Two Pieces by Luca Penne

In the Flood Zone

Most of the roads go nowhere, the bridges out but replaced by flimsy plank excuses, the asphalt stripped to reveal boulders abandoned by glaciers eleven thousand years ago, before anyone had learned to read the bible. Downtown, dirt tracks intersect among buildings wrecked and lacking facades. Only the pharmacy remains open. Ken in white jacket disperses painkillers in blue, pink, and green. Behind the shops the canal sulks in muddy withdrawal. Beyond and parallel, the railroad high on its embankment still functions. Long freight trains from Canada rattle past. Nothing derails the rush of commerce, but the town no longer pulses with corruption. The realtors and selectmen have drowned, the lawyers have slunk away. Big houses built by speculators collapsed when foundations cracked and the wetlands had their revenge. Nothing left to brag about. The state and federal governments looked, promised, and left. The last adolescent lovers claim a half-toppled house for their noisy, feverish sex.
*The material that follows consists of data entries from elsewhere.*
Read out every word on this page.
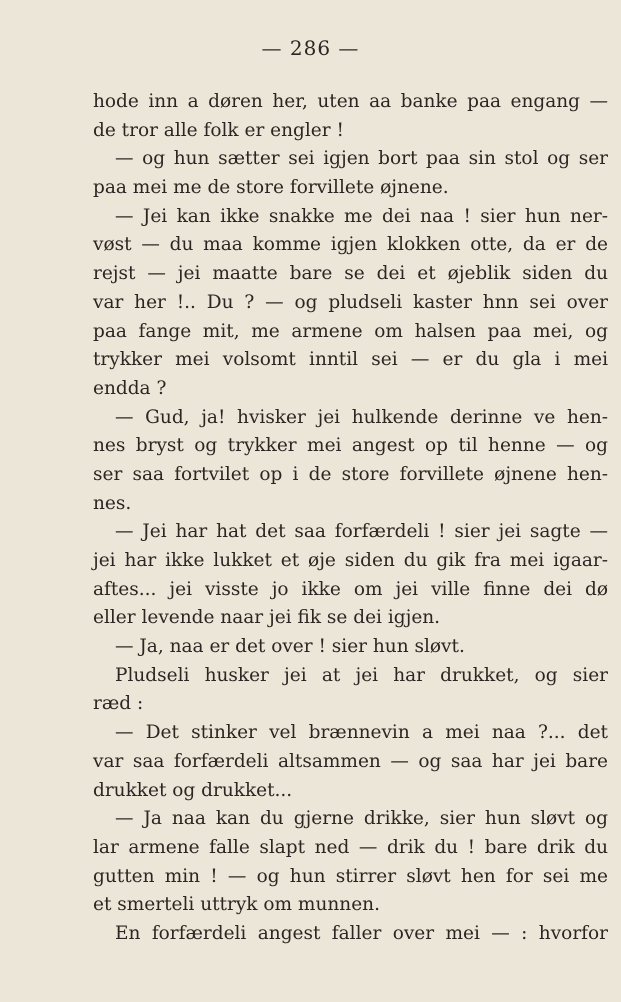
— 286 —
hode inn a døren her, uten aa banke paa engang —
de tror alle folk er engler !
— og hun sætter sei igjen bort paa sin stol og ser
paa mei me de store forvillete øjnene.
— Jei kan ikke snakke me dei naa ! sier hun ner-
vøst — du maa komme igjen klokken otte, da er de
rejst — jei maatte bare se dei et øjeblik siden du
var her !.. Du ? — og pludseli kaster hnn sei over
paa fange mit, me armene om halsen paa mei, og
trykker mei volsomt inntil sei — er du gla i mei
endda ?
— Gud, ja! hvisker jei hulkende derinne ve hen-
nes bryst og trykker mei angest op til henne — og
ser saa fortvilet op i de store forvillete øjnene hen-
nes.
— Jei har hat det saa forfærdeli ! sier jei sagte —
jei har ikke lukket et øje siden du gik fra mei igaar-
aftes... jei visste jo ikke om jei ville finne dei dø
eller levende naar jei fik se dei igjen.
— Ja, naa er det over ! sier hun sløvt.
Pludseli husker jei at jei har drukket, og sier
ræd :
— Det stinker vel brænnevin a mei naa ?... det
var saa forfærdeli altsammen — og saa har jei bare
drukket og drukket...
— Ja naa kan du gjerne drikke, sier hun sløvt og
lar armene falle slapt ned — drik du ! bare drik du
gutten min ! — og hun stirrer sløvt hen for sei me
et smerteli uttryk om munnen.
En forfærdeli angest faller over mei — : hvorfor
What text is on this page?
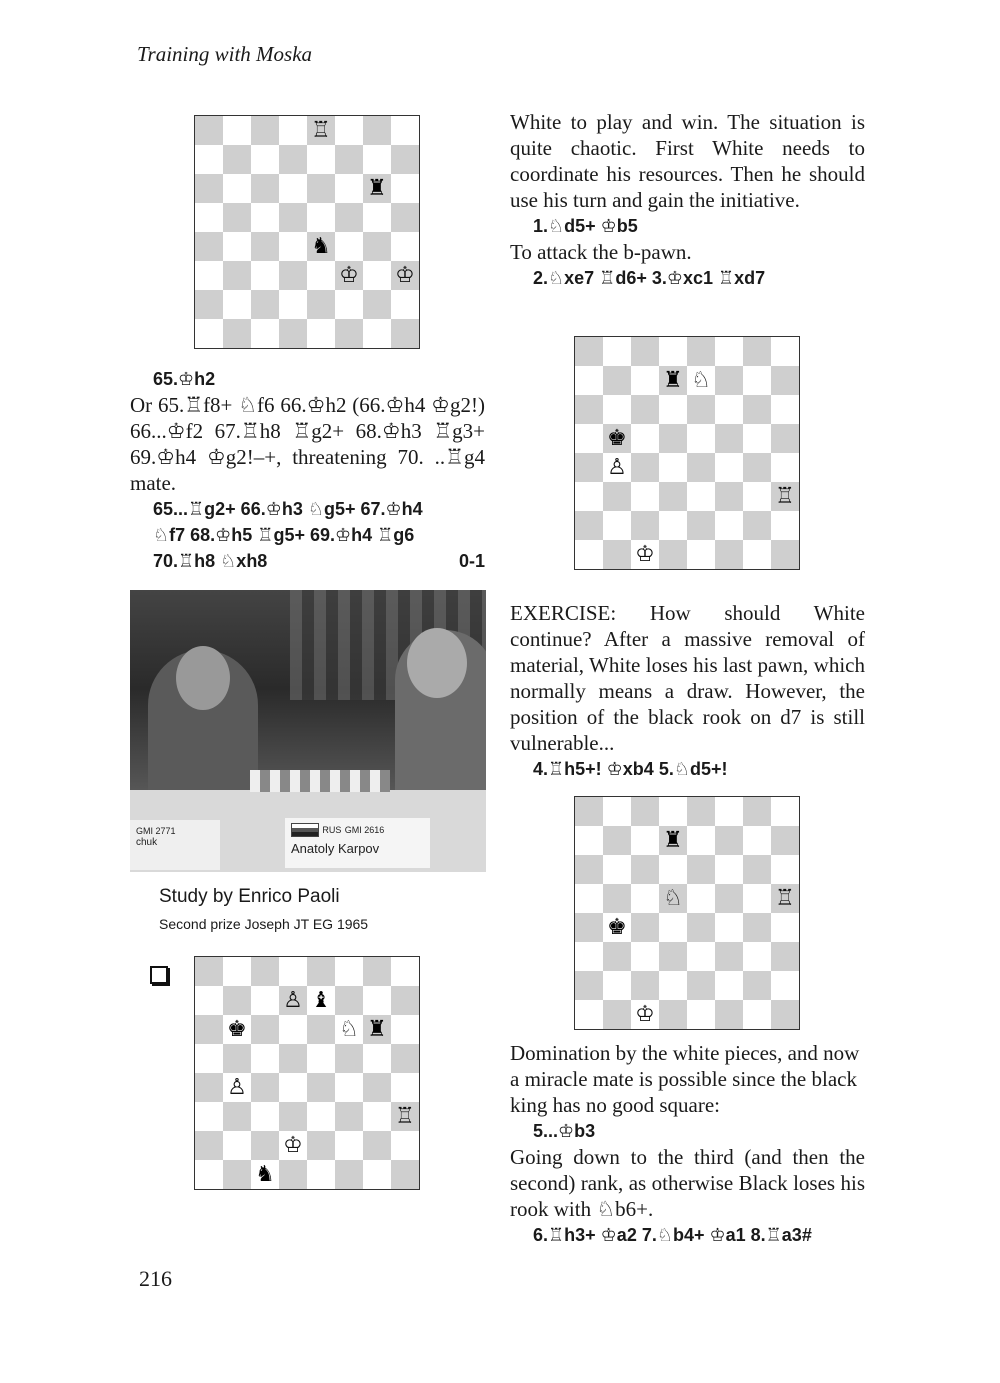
Training with Moska
♖
♜
♞
♔ ♔

65.♔h2

Or 65.♖f8+ ♘f6 66.♔h2 (66.♔h4 ♔g2!) 66...♔f2 67.♖h8 ♖g2+ 68.♔h3 ♖g3+ 69.♔h4 ♔g2!–+, threatening 70. ..♖g4 mate.

65...♖g2+ 66.♔h3 ♘g5+ 67.♔h4

♘f7 68.♔h5 ♖g5+ 69.♔h4 ♖g6

70.♖h8 ♘xh8	0-1
GMI 2771
chuk
RUS GMI 2616
Anatoly Karpov
Study by Enrico Paoli
Second prize Joseph JT EG 1965
♙ ♝
♚	♘ ♜
♙
♖
♔
♞

White to play and win. The situation is quite chaotic. First White needs to coordinate his resources. Then he should use his turn and gain the initiative.

1.♘d5+ ♔b5

To attack the b-pawn.

2.♘xe7 ♖d6+ 3.♔xc1 ♖xd7

♜ ♘
♚
♙
♖
♔

EXERCISE: How should White continue? After a massive removal of material, White loses his last pawn, which normally means a draw. However, the position of the black rook on d7 is still vulnerable...

4.♖h5+! ♔xb4 5.♘d5+!

♜
♘	♖
♚
♔

Domination by the white pieces, and now a miracle mate is possible since the black king has no good square:

5...♔b3

Going down to the third (and then the second) rank, as otherwise Black loses his rook with ♘b6+.

6.♖h3+ ♔a2 7.♘b4+ ♔a1 8.♖a3#

216
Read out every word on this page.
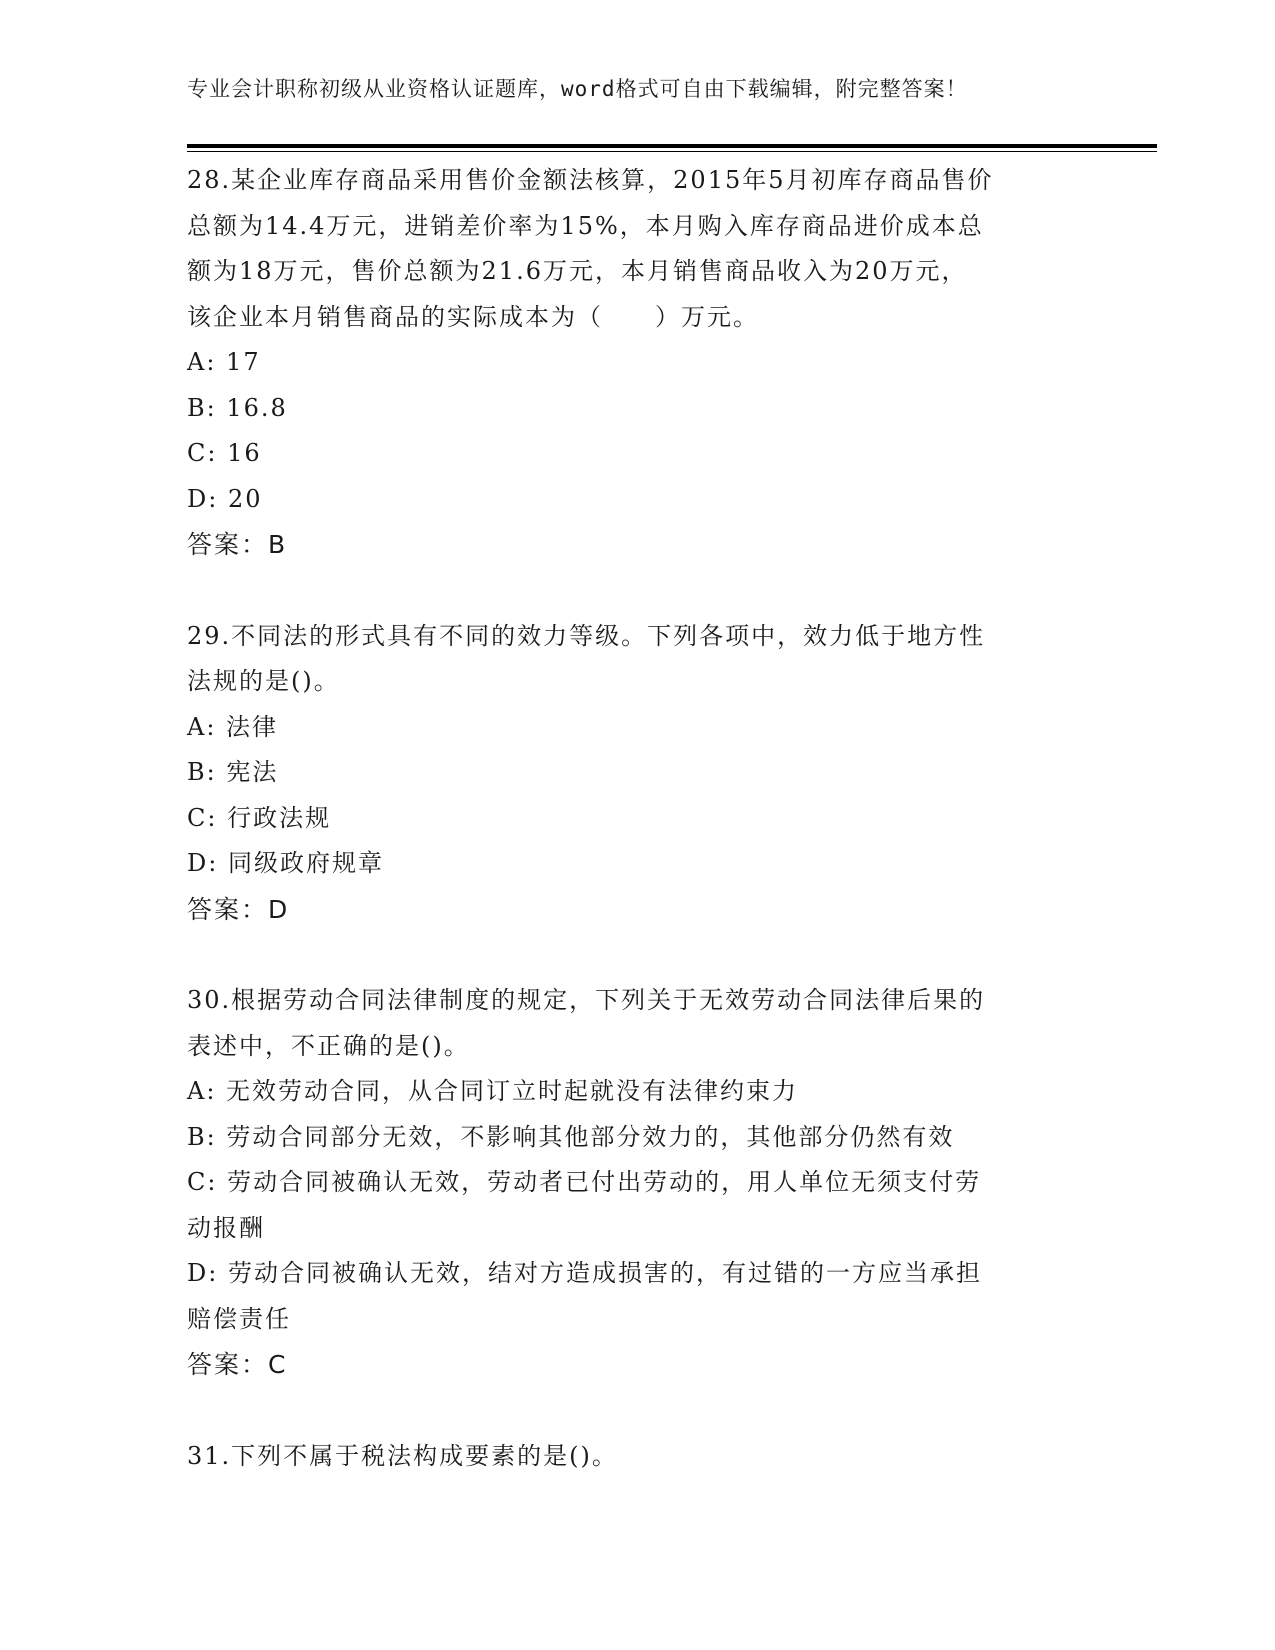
专业会计职称初级从业资格认证题库，word格式可自由下载编辑，附完整答案！
28.某企业库存商品采用售价金额法核算，2015年5月初库存商品售价
总额为14.4万元，进销差价率为15%，本月购入库存商品进价成本总
额为18万元，售价总额为21.6万元，本月销售商品收入为20万元，
该企业本月销售商品的实际成本为（　　）万元。
A: 17
B: 16.8
C: 16
D: 20
答案：B
29.不同法的形式具有不同的效力等级。下列各项中，效力低于地方性
法规的是()。
A: 法律
B: 宪法
C: 行政法规
D: 同级政府规章
答案：D
30.根据劳动合同法律制度的规定，下列关于无效劳动合同法律后果的
表述中，不正确的是()。
A: 无效劳动合同，从合同订立时起就没有法律约束力
B: 劳动合同部分无效，不影响其他部分效力的，其他部分仍然有效
C: 劳动合同被确认无效，劳动者已付出劳动的，用人单位无须支付劳
动报酬
D: 劳动合同被确认无效，结对方造成损害的，有过错的一方应当承担
赔偿责任
答案：C
31.下列不属于税法构成要素的是()。
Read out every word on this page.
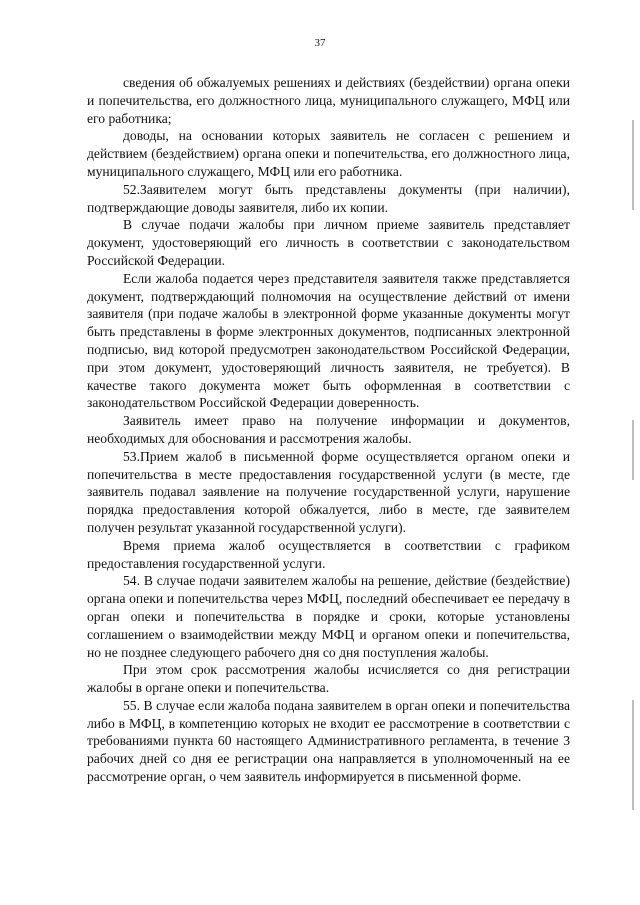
37

сведения об обжалуемых решениях и действиях (бездействии) органа опеки и попечительства, его должностного лица, муниципального служащего, МФЦ или его работника;

доводы, на основании которых заявитель не согласен с решением и действием (бездействием) органа опеки и попечительства, его должностного лица, муниципального служащего, МФЦ или его работника.

52.Заявителем могут быть представлены документы (при наличии), подтверждающие доводы заявителя, либо их копии.

В случае подачи жалобы при личном приеме заявитель представляет документ, удостоверяющий его личность в соответствии с законодательством Российской Федерации.

Если жалоба подается через представителя заявителя также представляется документ, подтверждающий полномочия на осуществление действий от имени заявителя (при подаче жалобы в электронной форме указанные документы могут быть представлены в форме электронных документов, подписанных электронной подписью, вид которой предусмотрен законодательством Российской Федерации, при этом документ, удостоверяющий личность заявителя, не требуется). В качестве такого документа может быть оформленная в соответствии с законодательством Российской Федерации доверенность.

Заявитель имеет право на получение информации и документов, необходимых для обоснования и рассмотрения жалобы.

53.Прием жалоб в письменной форме осуществляется органом опеки и попечительства в месте предоставления государственной услуги (в месте, где заявитель подавал заявление на получение государственной услуги, нарушение порядка предоставления которой обжалуется, либо в месте, где заявителем получен результат указанной государственной услуги).

Время приема жалоб осуществляется в соответствии с графиком предоставления государственной услуги.

54. В случае подачи заявителем жалобы на решение, действие (бездействие) органа опеки и попечительства через МФЦ, последний обеспечивает ее передачу в орган опеки и попечительства в порядке и сроки, которые установлены соглашением о взаимодействии между МФЦ и органом опеки и попечительства, но не позднее следующего рабочего дня со дня поступления жалобы.

При этом срок рассмотрения жалобы исчисляется со дня регистрации жалобы в органе опеки и попечительства.

55. В случае если жалоба подана заявителем в орган опеки и попечительства либо в МФЦ, в компетенцию которых не входит ее рассмотрение в соответствии с требованиями пункта 60 настоящего Административного регламента, в течение 3 рабочих дней со дня ее регистрации она направляется в уполномоченный на ее рассмотрение орган, о чем заявитель информируется в письменной форме.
The child they’ll abort will ghost above the ruins forever. But once the roads repave themselves and new speculators enrich themselves that spirit will tatter like a flag of surrender. The winter light hangs overhead in sallow tones unflattering to survivors.



Guppy Adrift

His brittle fins look frail as mica. “Throw that thing out,” you say. But guppy looks clairvoyant in death. Not like tea leaves, though. Instead of sinking he floats like a compass needle. He doesn’t point north but toward the sea. “Get that thing out of the tank before it poisons the other fish.” A pair of angelfish nose the carcass. Guppy swells a little, and then, as we stare at him, pops. Yellow scum leaks from the split seam. Disgusted, you scoop with your empty coffee cup and corral the mess. “I’m tired of cleaning up your little disasters,” you observe. The angelfish nose up to the surface, blowing tiny bubbles. They seem disappointed that the carcass has disappeared. I think they were happy that guppy bloated and died. You look at me sideways, hoping that when I die you’re far away, enjoying the tropical sun.

2 comments:

Peter Greene said...

Most enjoyable! Thanks for these two: memorable. I look forward to more, if more is in the cards.

PG

Peter Greene said...

Hmm - if more are? That seems to agree better.